Ces tensions, les professionnels les subissent tout autant que les mineurs. Eux aussi sont victimes des déménagements trop fréquents, des fratries éclatées, des incongruités administratives. Elles et eux aussi subissent les atmosphère de violence qui parfois s’installent dans les MECS. Elles et eux aussi subissent l’impasse du projet éducatif quand les enfants sont laissé à eux-mêmes passés 18 ans.

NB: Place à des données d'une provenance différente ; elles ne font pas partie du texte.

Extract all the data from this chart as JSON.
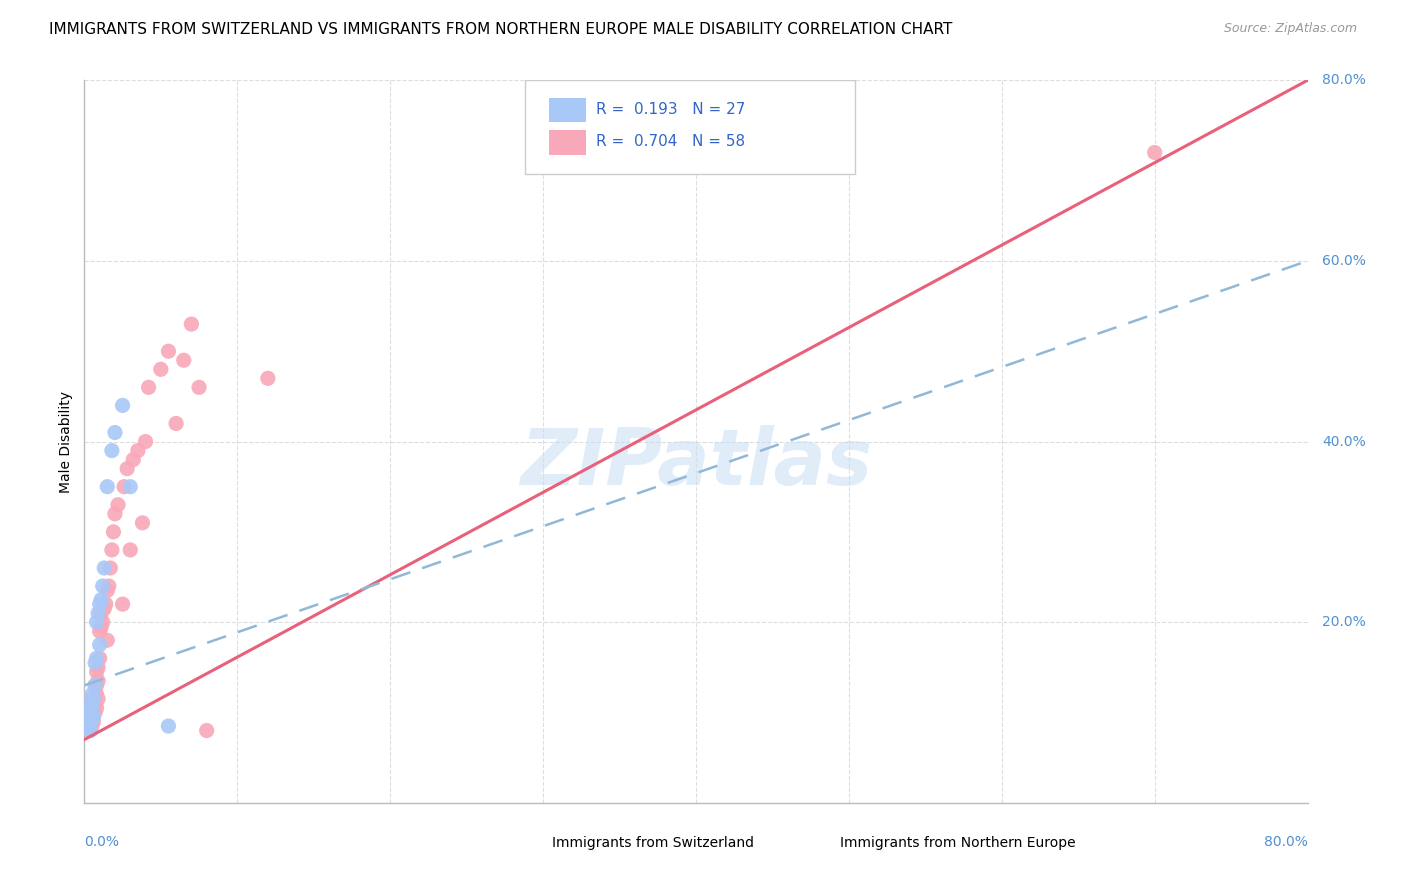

Les enfants ne sont ni des poids ni des flux mais des personnes qui méritent d’être bien traités par les adultes qui en ont la charge. Par l’ASE quand il faut prendre le relai.

Et encore, au sein des Départements, tous n’ont pas à se prévaloir des efforts entrepris par la Loire-Atlantique, d’autres départements défaussent de leurs missions et négligent les enfants, en espérant que quelqu’un (qui ?) s’en charge pour eux, quelle honte !


Nous attendons énormément des états généraux de la protection de l’enfance promis pour 2024 par Charlotte Caubel sous la pression des départements de gauche, mais nous souhaitons aussi que la société et le gouvernement prennent la mesure de la situation.

Je veux le dire clairement, Claire Tramier et les services du Département ont toute notre confiance et je sais qu’ils dont le maximum pour agir dans le meilleur intérêt des enfants. Mais nous ne pouvons pas résoudre cette crise seuls, sans moyens suffisants et dans ce contexte de forte pression.